From Kate Bowler on a podcast recently listened to:

“I am letting myself off the hook for the feeling that there’s going to be a finished life for me.”

It is, on true reflection, a comical thought, isn’t it, even absurd if you have reached adulthood and “been around the block a time or two” — the thought (much less the expectation) that somehow, some way, all the loose ends are taken care of and everything is wrapped up in a nice, tidy, attractive package, the scissors and tape are put away in their place, and we get to the Post Office  before it closes to drop the package off. Whose life is that?

I like Bowler’s pluck.  No apologies.  Like a voice mail that says: “You’re just gonna have to accept the package as is.  I dropped it off on your doorstep late last night while I was out putting air in my tires because my low air pressure light came on in my car, or maybe it was just because the temperature dropped, anyway, it is in the Whole Foods paper sack my groceries were in last week.  Sorry, one of the handles is unglued, and be careful, there are some fragile items in there.  But anyway, there it is. Enjoy.”

Room For Peace

Today’s piece from Howard Thurman from Meditations of the Heart is entitled “I Seek Room for Peace.” 

“I seek the enlargement of my heart that there may be room for peace.  Already there is room enough for chaos.”

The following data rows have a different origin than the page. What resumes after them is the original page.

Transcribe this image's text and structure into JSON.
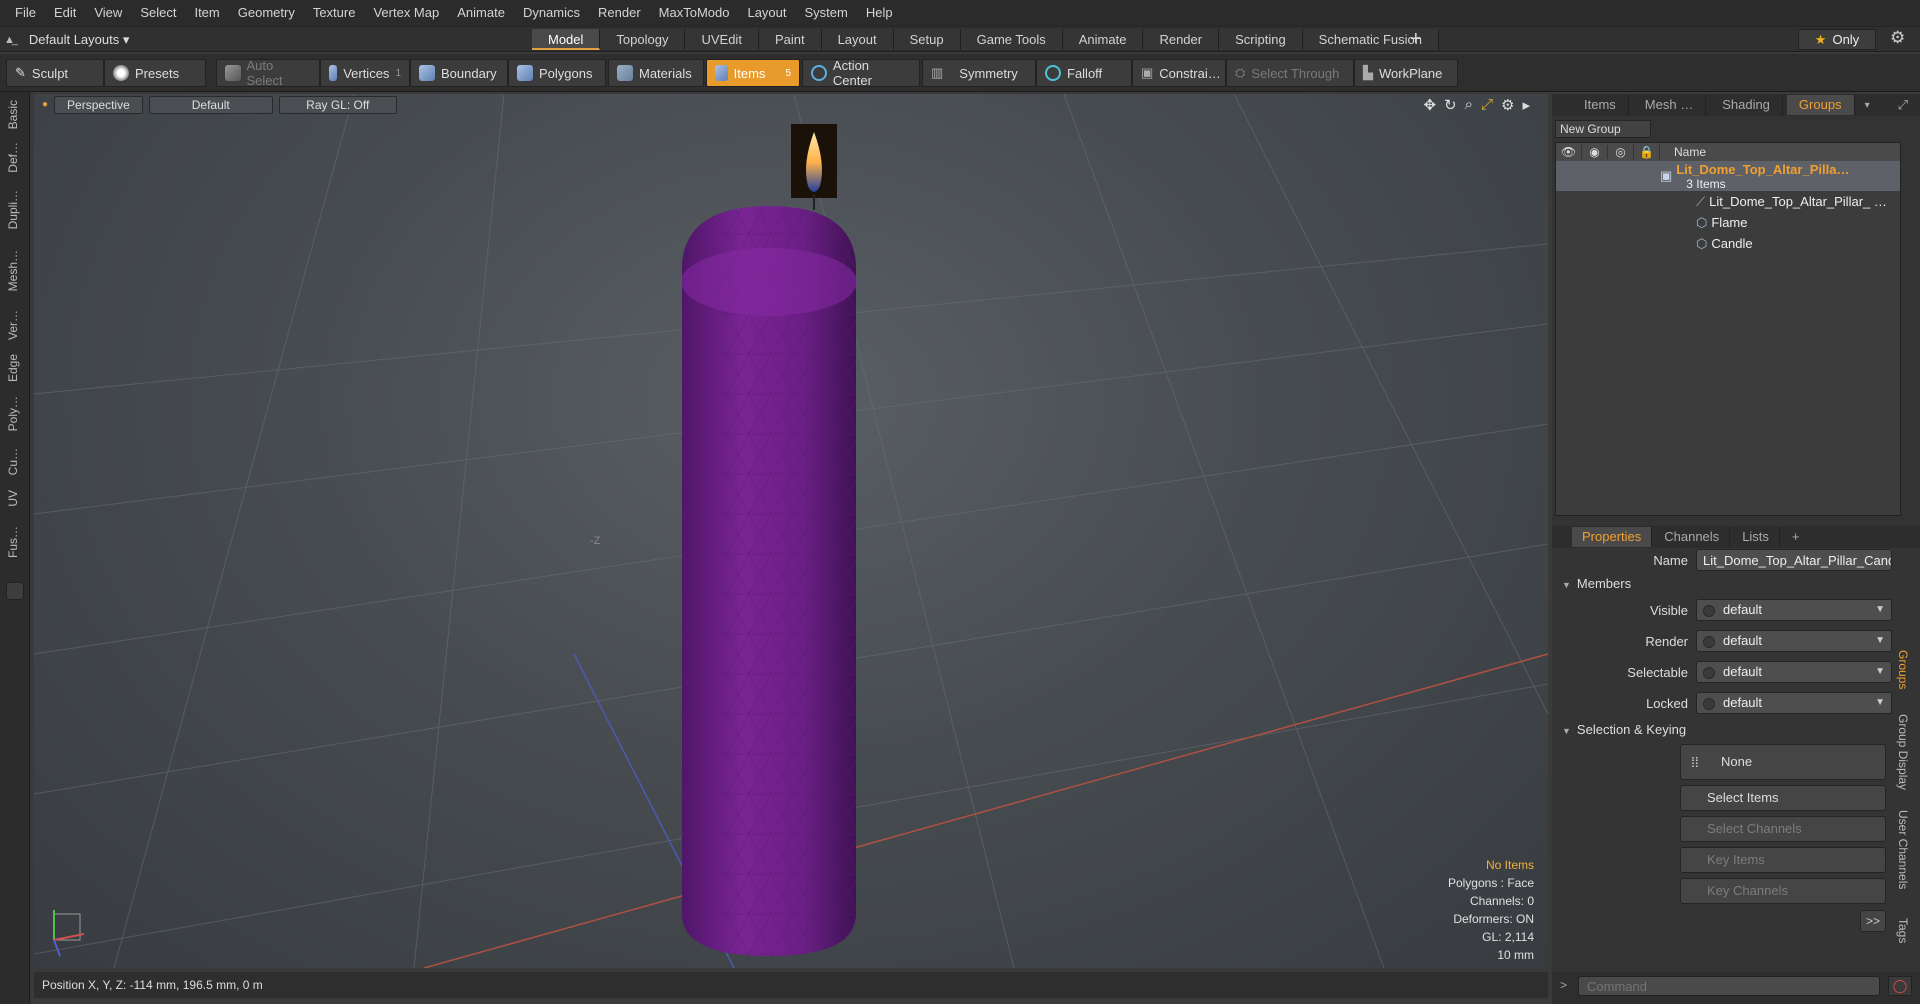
{
  "menu": [
    "File",
    "Edit",
    "View",
    "Select",
    "Item",
    "Geometry",
    "Texture",
    "Vertex Map",
    "Animate",
    "Dynamics",
    "Render",
    "MaxToModo",
    "Layout",
    "System",
    "Help"
  ],
  "layouts": {
    "label": "Default Layouts",
    "arrow": "▾"
  },
  "mode_tabs": [
    {
      "label": "Model",
      "active": true
    },
    {
      "label": "Topology"
    },
    {
      "label": "UVEdit"
    },
    {
      "label": "Paint"
    },
    {
      "label": "Layout"
    },
    {
      "label": "Setup"
    },
    {
      "label": "Game Tools"
    },
    {
      "label": "Animate"
    },
    {
      "label": "Render"
    },
    {
      "label": "Scripting"
    },
    {
      "label": "Schematic Fusion"
    }
  ],
  "only_label": "Only",
  "toolbar": {
    "sculpt": "Sculpt",
    "presets": "Presets",
    "auto_select": "Auto Select",
    "vertices": "Vertices",
    "vertices_count": "1",
    "boundary": "Boundary",
    "polygons": "Polygons",
    "materials": "Materials",
    "items": "Items",
    "items_count": "5",
    "action_center": "Action Center",
    "symmetry": "Symmetry",
    "falloff": "Falloff",
    "constrain": "Constrai…",
    "select_through": "Select Through",
    "workplane": "WorkPlane"
  },
  "left_tabs": [
    "Basic",
    "Def…",
    "Dupli…",
    "Mesh…",
    "Ver…",
    "Edge",
    "Poly…",
    "Cu…",
    "UV",
    "Fus…"
  ],
  "viewport": {
    "view": "Perspective",
    "shading": "Default",
    "raygl": "Ray GL: Off",
    "info": [
      "No Items",
      "Polygons : Face",
      "Channels: 0",
      "Deformers: ON",
      "GL: 2,114",
      "10 mm"
    ],
    "axis_label": "-Z"
  },
  "status": {
    "position": "Position X, Y, Z:  -114 mm, 196.5 mm, 0 m"
  },
  "right_tabs": [
    "Items",
    "Mesh …",
    "Shading",
    "Groups"
  ],
  "new_group": "New Group",
  "tree": {
    "name_header": "Name",
    "group_name": "Lit_Dome_Top_Altar_Pilla…",
    "group_count": "3 Items",
    "children": [
      "Lit_Dome_Top_Altar_Pillar_ …",
      "Flame",
      "Candle"
    ]
  },
  "props_tabs": [
    "Properties",
    "Channels",
    "Lists",
    "+"
  ],
  "props": {
    "name_label": "Name",
    "name_value": "Lit_Dome_Top_Altar_Pillar_Candle",
    "members": "Members",
    "visible_label": "Visible",
    "render_label": "Render",
    "selectable_label": "Selectable",
    "locked_label": "Locked",
    "default": "default",
    "sel_keying": "Selection & Keying",
    "none": "None",
    "select_items": "Select Items",
    "select_channels": "Select Channels",
    "key_items": "Key Items",
    "key_channels": "Key Channels",
    "more": ">>"
  },
  "side_vtabs": [
    "Groups",
    "Group Display",
    "User Channels",
    "Tags"
  ],
  "command_placeholder": "Command"
}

Pulling back and contemplating that, it lands a solid punch.  And there is some schadenfreude in knowing that Thurman and I share a common struggle.  No need to make room for chaos, “already there is room enough for chaos.”  No, what I need to do is make room for peace.  And this comes only by enlarging the heart, not by transplanting it — nothing that radical, but by enlarging it, by opening up that nous, by making a little more room to take something to heart, and doing that over and again, over and again, over and again….. 

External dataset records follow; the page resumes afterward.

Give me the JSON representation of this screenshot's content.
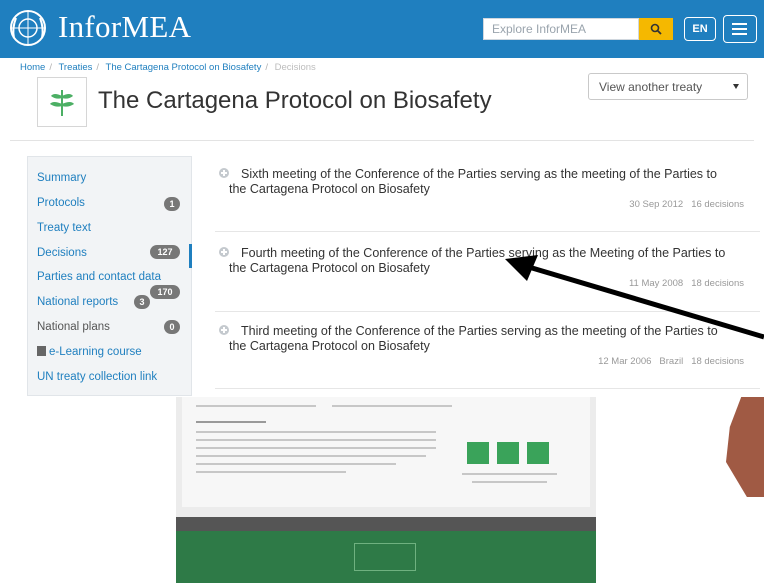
{
  "header": {
    "brand": "InforMEA",
    "search_placeholder": "Explore InforMEA",
    "language": "EN"
  },
  "breadcrumb": {
    "home": "Home",
    "treaties": "Treaties",
    "treaty": "The Cartagena Protocol on Biosafety",
    "current": "Decisions"
  },
  "page": {
    "title": "The Cartagena Protocol on Biosafety",
    "treaty_select": "View another treaty"
  },
  "sidebar": {
    "items": [
      {
        "label": "Summary",
        "badge": ""
      },
      {
        "label": "Protocols",
        "badge": "1"
      },
      {
        "label": "Treaty text",
        "badge": ""
      },
      {
        "label": "Decisions",
        "badge": "127"
      },
      {
        "label": "Parties and contact data",
        "badge": "170"
      },
      {
        "label": "National reports",
        "badge": "3"
      },
      {
        "label": "National plans",
        "badge": "0"
      },
      {
        "label": "e-Learning course",
        "badge": ""
      },
      {
        "label": "UN treaty collection link",
        "badge": ""
      }
    ]
  },
  "meetings": [
    {
      "title_line1": "Sixth meeting of the Conference of the Parties serving as the meeting of the Parties to",
      "title_line2": "the Cartagena Protocol on Biosafety",
      "date": "30 Sep 2012",
      "place": "",
      "decisions": "16 decisions"
    },
    {
      "title_line1": "Fourth meeting of the Conference of the Parties serving as the Meeting of the Parties to",
      "title_line2": "the Cartagena Protocol on Biosafety",
      "date": "11 May 2008",
      "place": "",
      "decisions": "18 decisions"
    },
    {
      "title_line1": "Third meeting of the Conference of the Parties serving as the meeting of the Parties to",
      "title_line2": "the Cartagena Protocol on Biosafety",
      "date": "12 Mar 2006",
      "place": "Brazil",
      "decisions": "18 decisions"
    }
  ],
  "colors": {
    "brand_blue": "#1f7fbf",
    "search_yellow": "#f5b800"
  }
}
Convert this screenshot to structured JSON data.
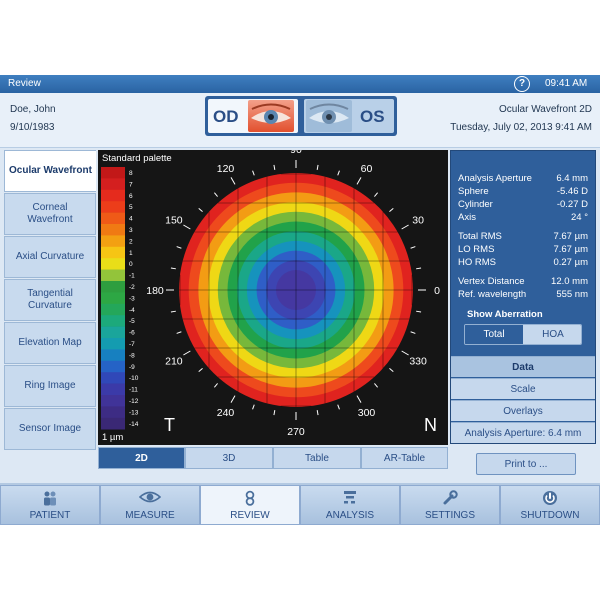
{
  "titlebar": {
    "title": "Review",
    "help": "?",
    "time": "09:41 AM"
  },
  "patient": {
    "name": "Doe, John",
    "dob": "9/10/1983"
  },
  "eye_selector": {
    "od": "OD",
    "os": "OS"
  },
  "exam": {
    "type": "Ocular Wavefront 2D",
    "datetime": "Tuesday, July 02, 2013 9:41 AM"
  },
  "left_tabs": [
    {
      "label": "Ocular Wavefront"
    },
    {
      "label": "Corneal Wavefront"
    },
    {
      "label": "Axial Curvature"
    },
    {
      "label": "Tangential Curvature"
    },
    {
      "label": "Elevation Map"
    },
    {
      "label": "Ring Image"
    },
    {
      "label": "Sensor Image"
    }
  ],
  "map": {
    "palette_title": "Standard palette",
    "unit": "1 µm",
    "scale_values": [
      "8",
      "7",
      "6",
      "5",
      "4",
      "3",
      "2",
      "1",
      "0",
      "-1",
      "-2",
      "-3",
      "-4",
      "-5",
      "-6",
      "-7",
      "-8",
      "-9",
      "-10",
      "-11",
      "-12",
      "-13",
      "-14"
    ],
    "scale_colors": [
      "#c21818",
      "#d41f1f",
      "#e52b1d",
      "#ec3d1a",
      "#ef5a17",
      "#f07a13",
      "#f3a012",
      "#f6c514",
      "#e9de18",
      "#93c43a",
      "#2e9e3f",
      "#2da744",
      "#24a75a",
      "#1ca97b",
      "#1aa59b",
      "#149cb0",
      "#1780c0",
      "#2563c6",
      "#3048b8",
      "#3b3aa8",
      "#403398",
      "#3d2c84",
      "#3a2875"
    ],
    "angles": [
      "90",
      "60",
      "30",
      "0",
      "330",
      "300",
      "270",
      "240",
      "210",
      "180",
      "150",
      "120"
    ],
    "corner_t": "T",
    "corner_n": "N",
    "rings": [
      "#e0231f",
      "#ee4a1d",
      "#f39c14",
      "#efd815",
      "#77b83b",
      "#21a24a",
      "#1aa788",
      "#1693bd",
      "#2f5ec7",
      "#3d45b2",
      "#4538a1"
    ]
  },
  "bottom_tabs": [
    {
      "label": "2D",
      "active": true
    },
    {
      "label": "3D",
      "active": false
    },
    {
      "label": "Table",
      "active": false
    },
    {
      "label": "AR-Table",
      "active": false
    }
  ],
  "analysis": {
    "rows": [
      {
        "label": "Analysis Aperture",
        "value": "6.4 mm"
      },
      {
        "label": "Sphere",
        "value": "-5.46 D"
      },
      {
        "label": "Cylinder",
        "value": "-0.27 D"
      },
      {
        "label": "Axis",
        "value": "24 °"
      },
      {
        "label": "Total RMS",
        "value": "7.67 µm"
      },
      {
        "label": "LO RMS",
        "value": "7.67 µm"
      },
      {
        "label": "HO RMS",
        "value": "0.27 µm"
      },
      {
        "label": "Vertex Distance",
        "value": "12.0 mm"
      },
      {
        "label": "Ref. wavelength",
        "value": "555 nm"
      }
    ],
    "show_aberration": "Show Aberration",
    "toggle_total": "Total",
    "toggle_hoa": "HOA",
    "data_btn": "Data",
    "scale_btn": "Scale",
    "overlays_btn": "Overlays",
    "aperture_btn": "Analysis Aperture: 6.4 mm"
  },
  "print_btn": "Print to ...",
  "nav": [
    {
      "label": "PATIENT",
      "icon": "patient-icon",
      "active": false
    },
    {
      "label": "MEASURE",
      "icon": "eye-icon",
      "active": false
    },
    {
      "label": "REVIEW",
      "icon": "review-icon",
      "active": true
    },
    {
      "label": "ANALYSIS",
      "icon": "chart-icon",
      "active": false
    },
    {
      "label": "SETTINGS",
      "icon": "wrench-icon",
      "active": false
    },
    {
      "label": "SHUTDOWN",
      "icon": "power-icon",
      "active": false
    }
  ]
}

Dingy Sleeves/Active Wonder

This from Howard Thurman stuck with me this morning:

“I have been letting life grow dingy on my sleeve.”

Skepticism, cynicism, doubt – they all come naturally, at least for me, perhaps even more so in recent history.

Thurman’s remedy:

“I seek this day an active wonder.”

And his prayer:

“Teach me this day to expose to Thy scrutiny, my father, the frayed edges of me aliveness until they are renewed and freshened by they Healing and Thy Love.”